Завернув за угол и уже высматривая новые, кленовые, ворота, навешанные взамен старых, ставленных отцом, Жизномирич сперва решил, что ошибся. Ворот не было!

Жизномирич подъехал ближе и ахнул. Ворота были на месте, но распахнутые настежь. В проёме стояли чужие дровни, запряжённые усталым конём. А какие-то люди деловито и споро выносили со двора мёртвое тело. Ещё два уже лежали в дровнях — старик и женщина.

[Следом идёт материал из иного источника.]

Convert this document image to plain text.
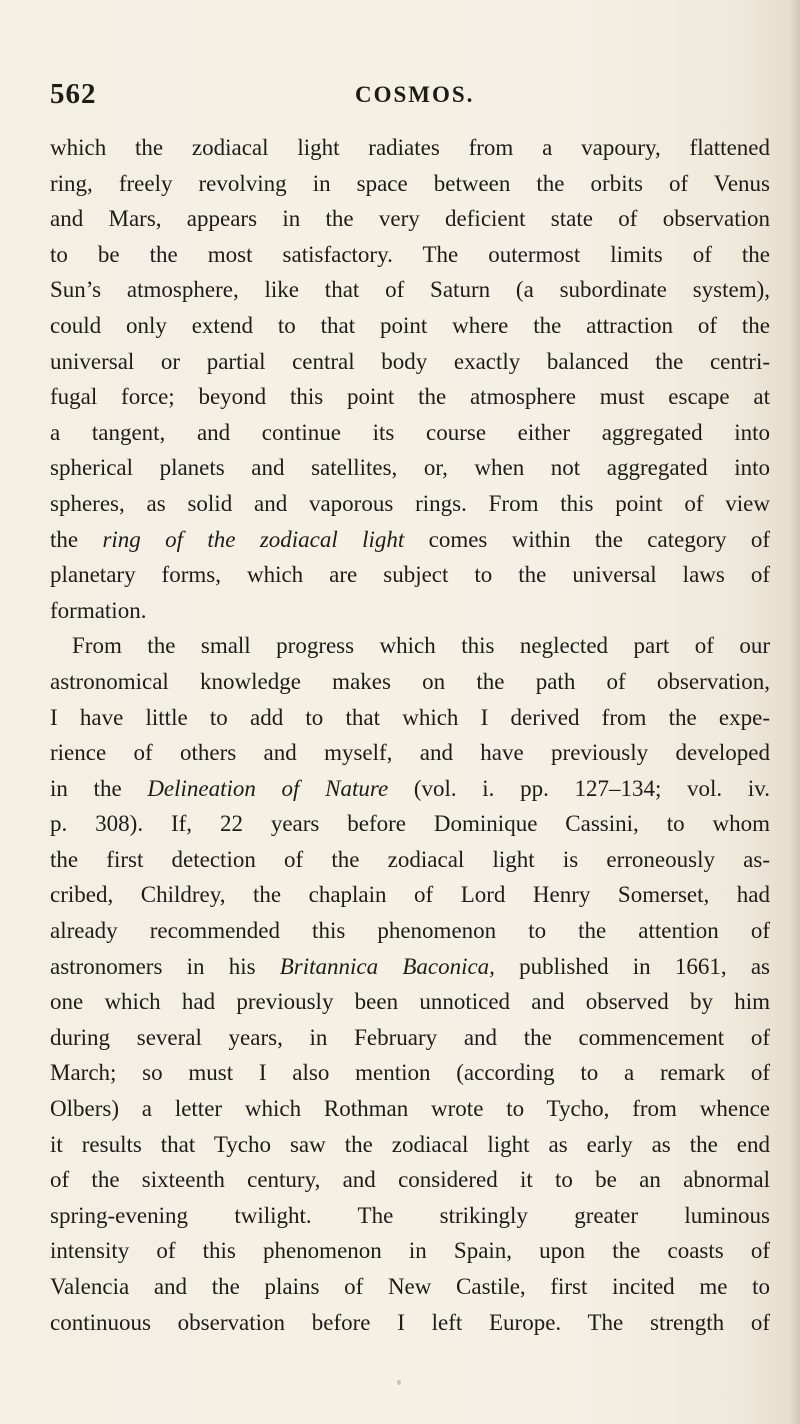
562	COSMOS.
which the zodiacal light radiates from a vapoury, flattened
ring, freely revolving in space between the orbits of Venus
and Mars, appears in the very deficient state of observation
to be the most satisfactory. The outermost limits of the
Sun’s atmosphere, like that of Saturn (a subordinate system),
could only extend to that point where the attraction of the
universal or partial central body exactly balanced the centri-
fugal force; beyond this point the atmosphere must escape at
a tangent, and continue its course either aggregated into
spherical planets and satellites, or, when not aggregated into
spheres, as solid and vaporous rings. From this point of view
the ring of the zodiacal light comes within the category of
planetary forms, which are subject to the universal laws of
formation.
From the small progress which this neglected part of our
astronomical knowledge makes on the path of observation,
I have little to add to that which I derived from the expe-
rience of others and myself, and have previously developed
in the Delineation of Nature (vol. i. pp. 127–134; vol. iv.
p. 308). If, 22 years before Dominique Cassini, to whom
the first detection of the zodiacal light is erroneously as-
cribed, Childrey, the chaplain of Lord Henry Somerset, had
already recommended this phenomenon to the attention of
astronomers in his Britannica Baconica, published in 1661, as
one which had previously been unnoticed and observed by him
during several years, in February and the commencement of
March; so must I also mention (according to a remark of
Olbers) a letter which Rothman wrote to Tycho, from whence
it results that Tycho saw the zodiacal light as early as the end
of the sixteenth century, and considered it to be an abnormal
spring-evening twilight. The strikingly greater luminous
intensity of this phenomenon in Spain, upon the coasts of
Valencia and the plains of New Castile, first incited me to
continuous observation before I left Europe. The strength of
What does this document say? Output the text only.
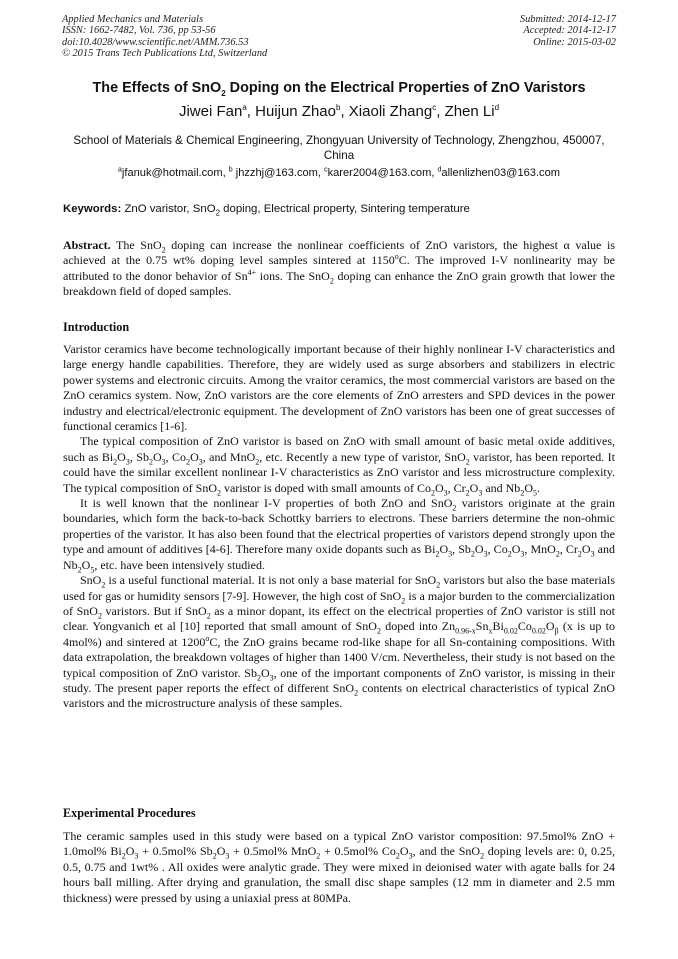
Applied Mechanics and Materials
ISSN: 1662-7482, Vol. 736, pp 53-56
doi:10.4028/www.scientific.net/AMM.736.53
© 2015 Trans Tech Publications Ltd, Switzerland
Submitted: 2014-12-17
Accepted: 2014-12-17
Online: 2015-03-02
The Effects of SnO$_2$ Doping on the Electrical Properties of ZnO Varistors
Jiwei Fan$^a$, Huijun Zhao$^b$, Xiaoli Zhang$^c$, Zhen Li$^d$
School of Materials & Chemical Engineering, Zhongyuan University of Technology, Zhengzhou, 450007, China
$^a$jfanuk@hotmail.com, $^b$ jhzzhj@163.com, $^c$karer2004@163.com, $^d$allenlizhen03@163.com
Keywords: ZnO varistor, SnO$_2$ doping, Electrical property, Sintering temperature

Abstract. The SnO$_2$ doping can increase the nonlinear coefficients of ZnO varistors, the highest α value is achieved at the 0.75 wt% doping level samples sintered at 1150$^o$C. The improved I-V nonlinearity may be attributed to the donor behavior of $Sn^{4+}$ ions. The SnO$_2$ doping can enhance the ZnO grain growth that lower the breakdown field of doped samples.

Introduction

Varistor ceramics have become technologically important because of their highly nonlinear I-V characteristics and large energy handle capabilities. Therefore, they are widely used as surge absorbers and stabilizers in electric power systems and electronic circuits. Among the vraitor ceramics, the most commercial varistors are based on the ZnO ceramics system. Now, ZnO varistors are the core elements of ZnO arresters and SPD devices in the power industry and electrical/electronic equipment. The development of ZnO varistors has been one of great successes of functional ceramics [1-6].

The typical composition of ZnO varistor is based on ZnO with small amount of basic metal oxide additives, such as $Bi_2O_3$, $Sb_2O_3$, $Co_2O_3$, and MnO$_2$, etc. Recently a new type of varistor, SnO$_2$ varistor, has been reported. It could have the similar excellent nonlinear I-V characteristics as ZnO varistor and less microstructure complexity. The typical composition of SnO$_2$ varistor is doped with small amounts of $Co_2O_3$, $Cr_2O_3$ and $Nb_2O_5$.

It is well known that the nonlinear I-V properties of both ZnO and SnO$_2$ varistors originate at the grain boundaries, which form the back-to-back Schottky barriers to electrons. These barriers determine the non-ohmic properties of the varistor. It has also been found that the electrical properties of varistors depend strongly upon the type and amount of additives [4-6]. Therefore many oxide dopants such as $Bi_2O_3$, $Sb_2O_3$, $Co_2O_3$, MnO$_2$, $Cr_2O_3$ and $Nb_2O_5$, etc. have been intensively studied.

SnO$_2$ is a useful functional material. It is not only a base material for SnO$_2$ varistors but also the base materials used for gas or humidity sensors [7-9]. However, the high cost of SnO$_2$ is a major burden to the commercialization of SnO$_2$ varistors. But if SnO$_2$ as a minor dopant, its effect on the electrical properties of ZnO varistor is still not clear. Yongvanich et al [10] reported that small amount of SnO$_2$ doped into $Zn_{0.96-x}Sn_xBi_{0.02}Co_{0.02}O_\beta$ (x is up to 4mol%) and sintered at 1200$^o$C, the ZnO grains became rod-like shape for all Sn-containing compositions. With data extrapolation, the breakdown voltages of higher than 1400 V/cm. Nevertheless, their study is not based on the typical composition of ZnO varistor. $Sb_2O_3$, one of the important components of ZnO varistor, is missing in their study. The present paper reports the effect of different SnO$_2$ contents on electrical characteristics of typical ZnO varistors and the microstructure analysis of these samples.

Experimental Procedures

The ceramic samples used in this study were based on a typical ZnO varistor composition: 97.5mol% ZnO + 1.0mol% $Bi_2O_3 + 0.5mol\%$ $Sb_2O_3 + 0.5mol\%$ MnO$_2$ + 0.5mol% $Co_2O_3$, and the SnO$_2$ doping levels are: 0, 0.25, 0.5, 0.75 and 1wt% . All oxides were analytic grade. They were mixed in deionised water with agate balls for 24 hours ball milling. After drying and granulation, the small disc shape samples (12 mm in diameter and 2.5 mm thickness) were pressed by using a uniaxial press at 80MPa.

Валдис немного знал новых хозяев отцова дома, поэтому не подивился, когда рядом с женщиной положили сперва одного, потом другого ребёнка, а после старуху. Хозяин, его жена, сноха и двое внуков. Муж исчез ещё прежде — куда, Жизномирич не знал. Он молча наблюдал, пока наймиты, нарочно ездившие по улицам и подбиравшие трупы умерших от голода, не уложат все тела и не выедут со двора. Потом снял шапку и перекрестился, взглядом провожая людей в последний путь. Пустой дом остался стоять с распахнутыми воротами. Сейчас вор мог польститься разве что на съестное или что-то действительно ценное. Но если от голода умерла вся семья, значит, отсюда уже вынесли всё.

Вздохнув, Валдис продолжил путь.

Лекарь жил недалеко от церкви Святого Николы, той, что дважды горела, пока её строили. Жизномирич застал его за сборами. Ещё молодой, но уже седой, с усталыми воспалёнными глазами, человек взглянул куда-то поверх головы всадника.

   — Спешу я, — коротко молвил он. — Погоди до вечера.

   — Недосуг мне ждать. Едем сейчас! Я за тобой нарочно приехал!

   — Так за мной тоже приезжали нарочно. Там тоже недосуг ждать.

   — Так они приехали и уехали. — Валдис не заметил ни возка, ни всадников. — А я тебя на коне домчу.

Он держал в поводу заводного коня — толстого рыжего мерина.

   — Сумеешь помочь — господин мой тебе этого коня подарит, да ещё оделит житом. Едем скорее!

   — За кого просишь-то?

   — Боярина Ставра Гордятича сын хворает. Грудь у него горит, дышать не может.

   — Ставра Гордятича, говоришь? — прищурился лекарь. — Ну, добро.

Он неумело влез на спину мерина. Жизномирич погнал коней самой короткой дорогой — и потому, что без того задержался в пути, и потому, что лекарь уж слишком плохо сидел в седле: того и гляди, свалится!

Кони торопились тряской рысью. Лекарь отчаянно цеплялся за конскую гриву и уже, верно, ругал себя, что не устоял перед напором боярского отрока. Валдис спешил. От благополучия семьи Ставра зависела и его жизнь.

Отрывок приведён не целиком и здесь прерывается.